14.5.03

La dictature des bien-pensants



Il y a quelques jours, au cours d’un débat passionné avec quelques libéraux engagés, le problème du racisme fut mis sur la table. Non qu’il y ait quelques divergences que ce fût au sujet du racisme en tant qu’opinion, que nous condamnions tous avec véhémence. Si divergences il y eut, c’est au cours du débat sur l’immigration qui s’ensuivit qu’elles apparurent. Ces saines différences alimentèrent d’ailleurs une discussion des plus animées et des plus instructives et inspirèrent à mon estimé ami Melodius deux chroniques d’un grand intérêt. Mais ce n’est pas de cela que je souhaitais vous entretenir aujourd’hui.

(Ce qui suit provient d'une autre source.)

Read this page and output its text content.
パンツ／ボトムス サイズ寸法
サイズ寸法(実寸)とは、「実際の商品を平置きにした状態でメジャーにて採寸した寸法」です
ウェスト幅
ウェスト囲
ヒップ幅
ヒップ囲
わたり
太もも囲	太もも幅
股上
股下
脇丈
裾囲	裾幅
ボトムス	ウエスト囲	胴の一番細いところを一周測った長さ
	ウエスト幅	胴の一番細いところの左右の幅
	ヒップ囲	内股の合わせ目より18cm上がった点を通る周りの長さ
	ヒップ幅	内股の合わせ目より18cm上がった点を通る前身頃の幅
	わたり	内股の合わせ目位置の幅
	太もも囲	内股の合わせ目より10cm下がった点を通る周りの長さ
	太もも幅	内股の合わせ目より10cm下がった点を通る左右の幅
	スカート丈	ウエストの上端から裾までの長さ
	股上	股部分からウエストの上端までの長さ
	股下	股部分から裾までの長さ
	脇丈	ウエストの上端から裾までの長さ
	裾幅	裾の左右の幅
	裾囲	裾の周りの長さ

Vous savez, je suppose, que la France et la Belgique se sont dotées chacune d’une loi sur les propos racistes au cours de la dernière législature. Ce sont ces dernières, et le pseudo-débat qui entoura leur vote, qui me restent depuis longtemps en travers de la gorge, car quand une prétendue démocratie se met à transcrire dans son arsenal législatif des textes instituant le délit d’opinion avec la bénédiction imbécile des masses, j’entends au loin des bruits de bottes peu rassurants.

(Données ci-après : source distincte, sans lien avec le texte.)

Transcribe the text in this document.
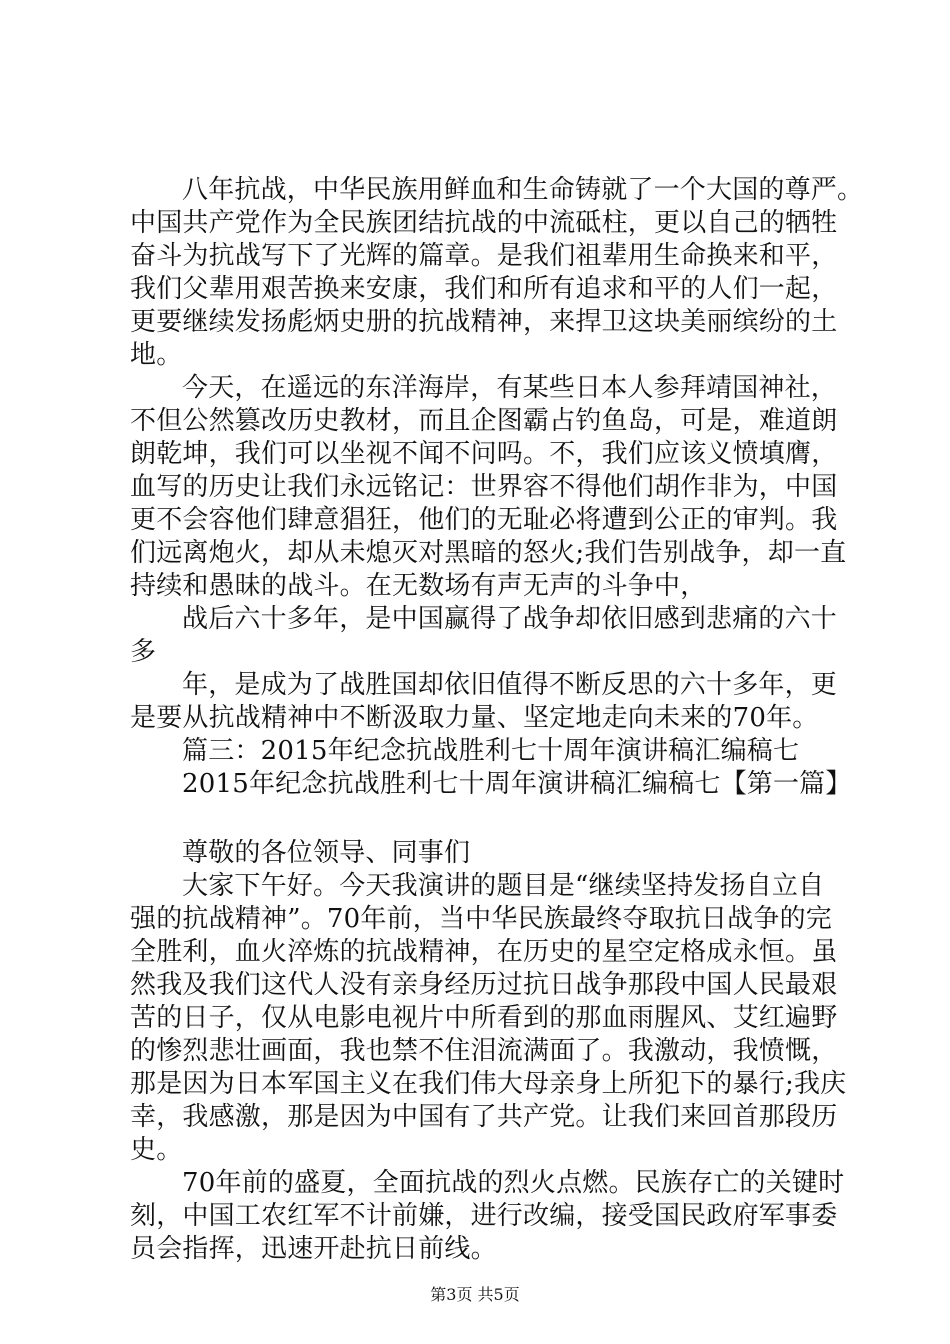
八年抗战，中华民族用鲜血和生命铸就了一个大国的尊严。
中国共产党作为全民族团结抗战的中流砥柱，更以自己的牺牲
奋斗为抗战写下了光辉的篇章。是我们祖辈用生命换来和平，
我们父辈用艰苦换来安康，我们和所有追求和平的人们一起，
更要继续发扬彪炳史册的抗战精神，来捍卫这块美丽缤纷的土
地。
今天，在遥远的东洋海岸，有某些日本人参拜靖国神社，
不但公然篡改历史教材，而且企图霸占钓鱼岛，可是，难道朗
朗乾坤，我们可以坐视不闻不问吗。不，我们应该义愤填膺，
血写的历史让我们永远铭记：世界容不得他们胡作非为，中国
更不会容他们肆意猖狂，他们的无耻必将遭到公正的审判。我
们远离炮火，却从未熄灭对黑暗的怒火;我们告别战争，却一直
持续和愚昧的战斗。在无数场有声无声的斗争中，
战后六十多年，是中国赢得了战争却依旧感到悲痛的六十
多
年，是成为了战胜国却依旧值得不断反思的六十多年，更
是要从抗战精神中不断汲取力量、坚定地走向未来的70年。
篇三：2015年纪念抗战胜利七十周年演讲稿汇编稿七
2015年纪念抗战胜利七十周年演讲稿汇编稿七【第一篇】
尊敬的各位领导、同事们
大家下午好。今天我演讲的题目是“继续坚持发扬自立自
强的抗战精神”。70年前，当中华民族最终夺取抗日战争的完
全胜利，血火淬炼的抗战精神，在历史的星空定格成永恒。虽
然我及我们这代人没有亲身经历过抗日战争那段中国人民最艰
苦的日子，仅从电影电视片中所看到的那血雨腥风、艾红遍野
的惨烈悲壮画面，我也禁不住泪流满面了。我激动，我愤慨，
那是因为日本军国主义在我们伟大母亲身上所犯下的暴行;我庆
幸，我感激，那是因为中国有了共产党。让我们来回首那段历
史。
70年前的盛夏，全面抗战的烈火点燃。民族存亡的关键时
刻，中国工农红军不计前嫌，进行改编，接受国民政府军事委
员会指挥，迅速开赴抗日前线。
第3页 共5页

Fus-je à l’époque le seul à les entendre ? J’ai été rassuré d’apprendre qu’il n’en était rien, et que quelques libéraux de bon aloi avaient tiré la même conclusion que moi. Mais tous se heurtèrent à ce que j’appellerai la dictature des bien-pensants . Invariablement, les partisans de cette loi taxaient de racisme quiconque osait, fût-ce timidement, dénoncer l’atteinte à la liberté d’expression qu’elle constituait, comme si le fait de défendre le droit pour chacun d’exprimer son opinion impliquait nécessairement que l’on soit d’accord avec celle-ci. Inutile de contrer avec la célèbre phrase attribuée - apparemment injustement - à Voltaire, « je ne suis pas d'accord avec ce que vous dites, mais je me battrai jusqu'au bout pour que vous puissiez le dire», le mal était fait et l’étiquette « raciste » vous était collée sur le front avec une hâte et une mesquinerie qui ne laissèrent pas de me laisser pantois et rageur.

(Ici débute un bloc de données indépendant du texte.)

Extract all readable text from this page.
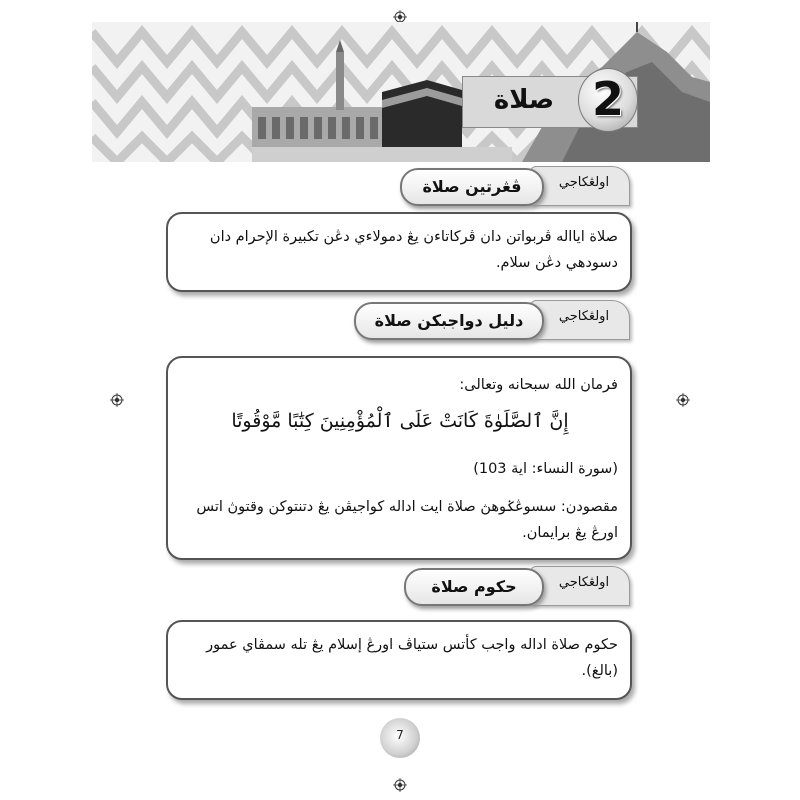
صلاة 2
اولڠكاجي
ڤڠرتين صلاة
صلاة ايااله ڤربواتن دان ڤركاتاءن يڠ دمولاءي دڠن تكبيرة الإحرام دان دسودهي دڠن سلام.
اولڠكاجي
دليل دواجبكن صلاة
فرمان الله سبحانه وتعالى:
إِنَّ ٱلصَّلَوٰةَ كَانَتْ عَلَى ٱلْمُؤْمِنِينَ كِتَٰبًا مَّوْقُوتًا
(سورة النساء: اية 103)
مقصودن: سسوڠݢوهڽ صلاة ايت اداله كواجيڤن يڠ دتنتوكن وقتوڽ اتس اورڠ يڠ برايمان.
اولڠكاجي
حكوم صلاة
حكوم صلاة اداله واجب كأتس ستياڤ اورڠ إسلام يڠ تله سمڤاي عمور (بالغ).
7
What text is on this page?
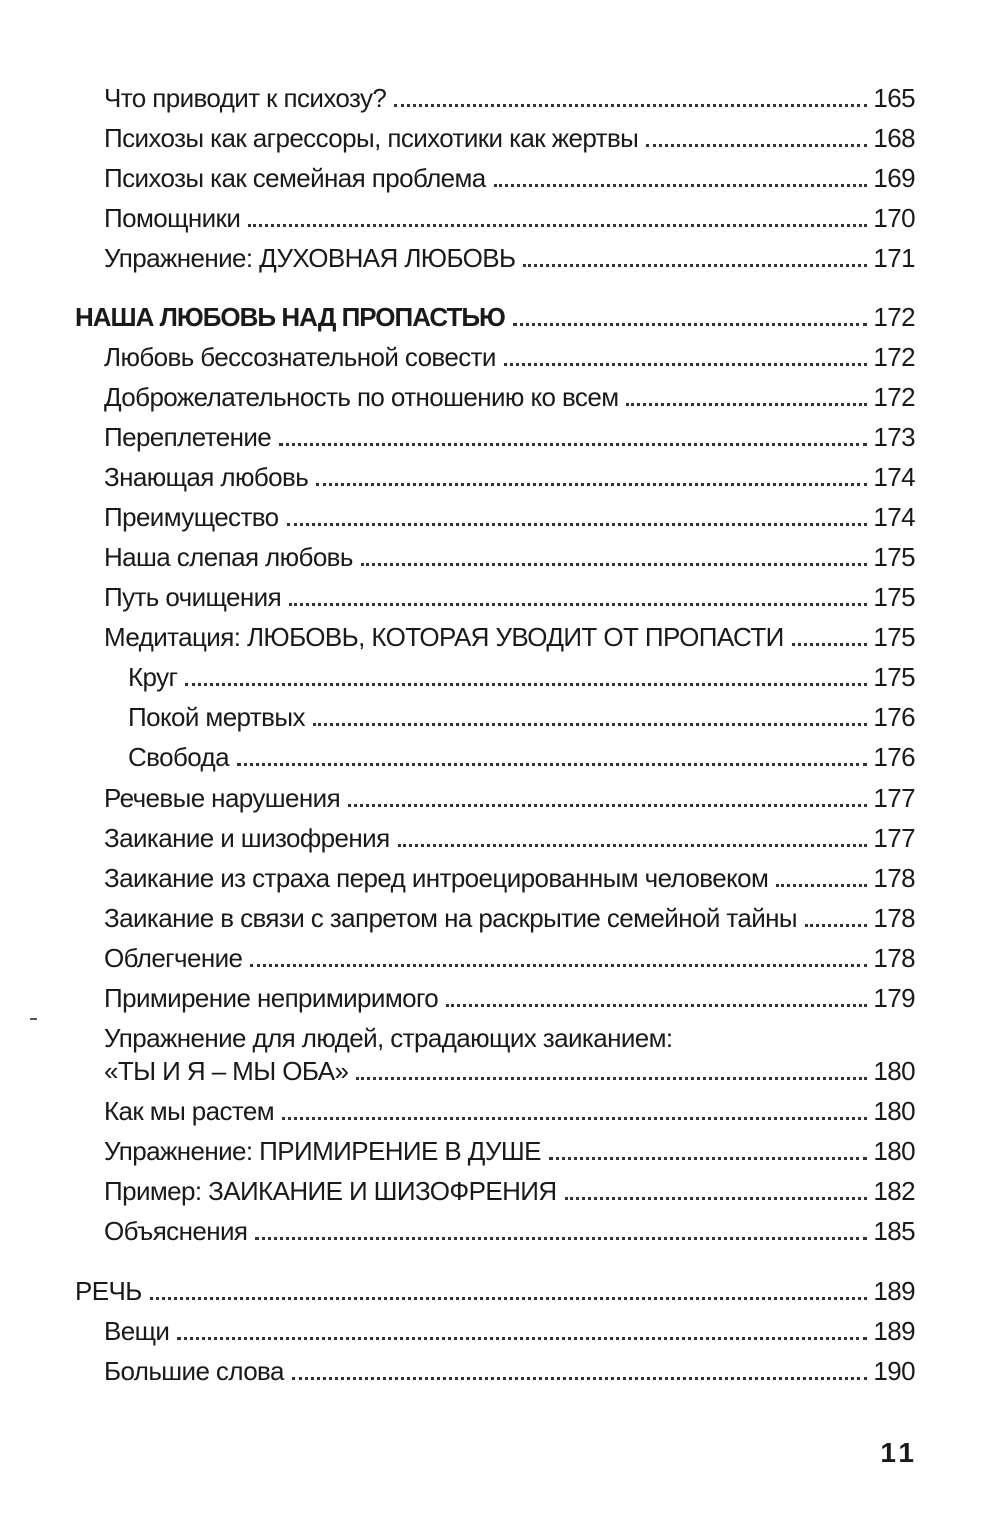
Что приводит к психозу?	165
Психозы как агрессоры, психотики как жертвы	168
Психозы как семейная проблема	169
Помощники	170
Упражнение: ДУХОВНАЯ ЛЮБОВЬ	171
НАША ЛЮБОВЬ НАД ПРОПАСТЬЮ	172
Любовь бессознательной совести	172
Доброжелательность по отношению ко всем	172
Переплетение	173
Знающая любовь	174
Преимущество	174
Наша слепая любовь	175
Путь очищения	175
Медитация: ЛЮБОВЬ, КОТОРАЯ УВОДИТ ОТ ПРОПАСТИ	175
Круг	175
Покой мертвых	176
Свобода	176
Речевые нарушения	177
Заикание и шизофрения	177
Заикание из страха перед интроецированным человеком	178
Заикание в связи с запретом на раскрытие семейной тайны	178
Облегчение	178
Примирение непримиримого	179
Упражнение для людей, страдающих заиканием:
«ТЫ И Я – МЫ ОБА»	180
Как мы растем	180
Упражнение: ПРИМИРЕНИЕ В ДУШЕ	180
Пример: ЗАИКАНИЕ И ШИЗОФРЕНИЯ	182
Объяснения	185
РЕЧЬ	189
Вещи	189
Большие слова	190
11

Je persiste cependant dans mon jugement. Même si le racisme est détestable, voter une loi visant à réprimer les propos racistes est un danger pour la démocratie, car une telle loi ne peut que donner lieu à terme à toutes les dérives totalitaires. La préparation de cette chronique m’a d’ailleurs offert l’occasion de relire la dernière modification de cette loi et j’ai à nouveau été étreint des mêmes frissons appréhensifs.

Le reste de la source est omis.